Negli ultimi mesi del 2023 sono stati perfezionati gli accordi con il Cile e la Nuova Zelanda, che ora stanno per entrare in vigore. Si tratta di due paesi entrambi dotati di un forte export agricolo. La loro produzione ortofrutticola non dovrebbe (teoricamente) destare problemi in quanto è fortemente destagionalizzata rispetto a quella europea; su altri prodotti (es. latticini e carni neozelandesi) qualche problema di mercato non tarderà ad arrivare.

 

In corso sono anche le contrattazioni con Australia e, soprattutto, con i paesi del Mercosur (Argentina, Brasile, Paraguay e Uruguay): qui siamo nell'ambito dei super produttori di commodity agricole, dal grano alla soia, dalla canola al mais. Molto difficile non prevedere ripercussioni, anche pesantissime, sui mercati interni.

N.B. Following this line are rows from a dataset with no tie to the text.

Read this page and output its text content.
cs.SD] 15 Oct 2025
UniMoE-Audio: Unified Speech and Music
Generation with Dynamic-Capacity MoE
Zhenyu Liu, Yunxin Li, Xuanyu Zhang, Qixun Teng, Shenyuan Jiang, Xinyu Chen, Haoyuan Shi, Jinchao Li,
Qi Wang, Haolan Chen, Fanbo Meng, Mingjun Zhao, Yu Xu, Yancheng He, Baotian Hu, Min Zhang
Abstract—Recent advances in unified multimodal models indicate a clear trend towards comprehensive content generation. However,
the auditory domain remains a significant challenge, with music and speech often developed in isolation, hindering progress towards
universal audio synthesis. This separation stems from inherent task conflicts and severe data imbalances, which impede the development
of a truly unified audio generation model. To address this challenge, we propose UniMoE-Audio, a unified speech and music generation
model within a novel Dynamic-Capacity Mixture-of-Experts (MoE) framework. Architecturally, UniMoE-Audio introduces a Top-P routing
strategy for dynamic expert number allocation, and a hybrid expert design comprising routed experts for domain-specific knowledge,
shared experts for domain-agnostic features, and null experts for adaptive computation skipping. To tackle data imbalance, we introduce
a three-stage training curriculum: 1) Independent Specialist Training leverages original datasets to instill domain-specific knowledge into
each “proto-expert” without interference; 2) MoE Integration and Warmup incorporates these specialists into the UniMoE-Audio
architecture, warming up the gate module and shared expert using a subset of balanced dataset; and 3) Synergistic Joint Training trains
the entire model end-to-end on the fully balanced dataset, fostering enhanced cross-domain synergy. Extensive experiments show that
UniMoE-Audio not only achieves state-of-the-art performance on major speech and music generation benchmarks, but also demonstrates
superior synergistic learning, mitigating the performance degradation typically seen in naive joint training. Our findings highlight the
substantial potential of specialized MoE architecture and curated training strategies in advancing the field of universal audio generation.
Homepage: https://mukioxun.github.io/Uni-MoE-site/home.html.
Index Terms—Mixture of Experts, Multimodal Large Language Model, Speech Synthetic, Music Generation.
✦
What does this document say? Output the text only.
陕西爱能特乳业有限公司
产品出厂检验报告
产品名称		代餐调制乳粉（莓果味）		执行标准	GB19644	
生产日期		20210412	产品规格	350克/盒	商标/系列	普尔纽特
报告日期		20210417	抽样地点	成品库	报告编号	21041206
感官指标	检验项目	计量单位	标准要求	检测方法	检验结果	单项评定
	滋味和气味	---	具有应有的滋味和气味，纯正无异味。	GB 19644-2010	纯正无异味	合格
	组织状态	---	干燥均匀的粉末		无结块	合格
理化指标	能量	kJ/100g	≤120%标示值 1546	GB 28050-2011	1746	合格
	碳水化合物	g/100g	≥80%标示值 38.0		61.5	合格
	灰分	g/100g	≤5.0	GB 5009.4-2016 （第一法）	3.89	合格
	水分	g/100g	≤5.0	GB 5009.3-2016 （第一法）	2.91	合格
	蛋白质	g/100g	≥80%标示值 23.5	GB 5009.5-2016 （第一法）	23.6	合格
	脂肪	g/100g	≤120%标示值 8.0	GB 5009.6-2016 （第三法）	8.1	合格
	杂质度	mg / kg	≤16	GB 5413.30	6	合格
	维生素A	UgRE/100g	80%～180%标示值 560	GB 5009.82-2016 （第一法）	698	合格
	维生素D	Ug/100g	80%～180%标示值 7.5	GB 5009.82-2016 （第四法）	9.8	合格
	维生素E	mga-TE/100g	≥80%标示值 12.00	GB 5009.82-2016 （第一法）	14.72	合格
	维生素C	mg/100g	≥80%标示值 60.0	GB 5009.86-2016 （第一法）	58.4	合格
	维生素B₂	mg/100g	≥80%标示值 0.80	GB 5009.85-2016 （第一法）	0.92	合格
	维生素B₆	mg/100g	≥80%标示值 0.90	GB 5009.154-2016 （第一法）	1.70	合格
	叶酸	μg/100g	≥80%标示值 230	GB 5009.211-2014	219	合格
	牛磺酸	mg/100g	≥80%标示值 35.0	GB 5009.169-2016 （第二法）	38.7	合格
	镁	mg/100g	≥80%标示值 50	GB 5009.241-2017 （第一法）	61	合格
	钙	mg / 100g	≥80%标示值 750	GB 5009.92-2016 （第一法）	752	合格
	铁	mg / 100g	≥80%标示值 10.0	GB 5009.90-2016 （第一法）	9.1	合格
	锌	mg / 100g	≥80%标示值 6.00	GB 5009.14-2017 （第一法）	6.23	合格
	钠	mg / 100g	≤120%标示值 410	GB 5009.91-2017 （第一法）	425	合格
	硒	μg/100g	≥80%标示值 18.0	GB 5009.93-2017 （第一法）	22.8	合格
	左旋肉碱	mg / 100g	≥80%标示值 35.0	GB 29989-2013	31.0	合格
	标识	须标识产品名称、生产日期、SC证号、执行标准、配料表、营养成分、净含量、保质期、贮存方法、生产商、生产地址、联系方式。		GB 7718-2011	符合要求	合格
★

Ma di che cosa ha realmente bisogno l'Ue in termini agricoli? Quali sono i prodotti di reale valore strategico che dobbiamo oggi obbligatoriamente importare?

Un contributo a dirimere la questione ci viene da un recentissimo studio che la società di food intelligence italiana Aretè ha elaborato per conto del Parlamento Europeo. Secondo Aretè le maggiori vulnerabilità del sistema agricolo e agroalimentare europeo riguardano due prodotti: la soia e i fertilizzanti fosfatici. L'84% dei semi di soia in Ue è infatti importato (50% Brasile, 35% Usa) e il 68% dei fertilizzanti fosfatici proviene da paesi esteri (in testa il Marocco con il 28% del totale, segue - o seguiva, forse - la Russia con il 23%).

Speriamo che il Parlamento faccia buon uso della ricerca e soprattutto cominci a mandare chiari messaggi ai piani alti. Basta bilaterali selvaggi legati alla politica della miriade di lobby e micro/macro interessi che infestano Bruxelles.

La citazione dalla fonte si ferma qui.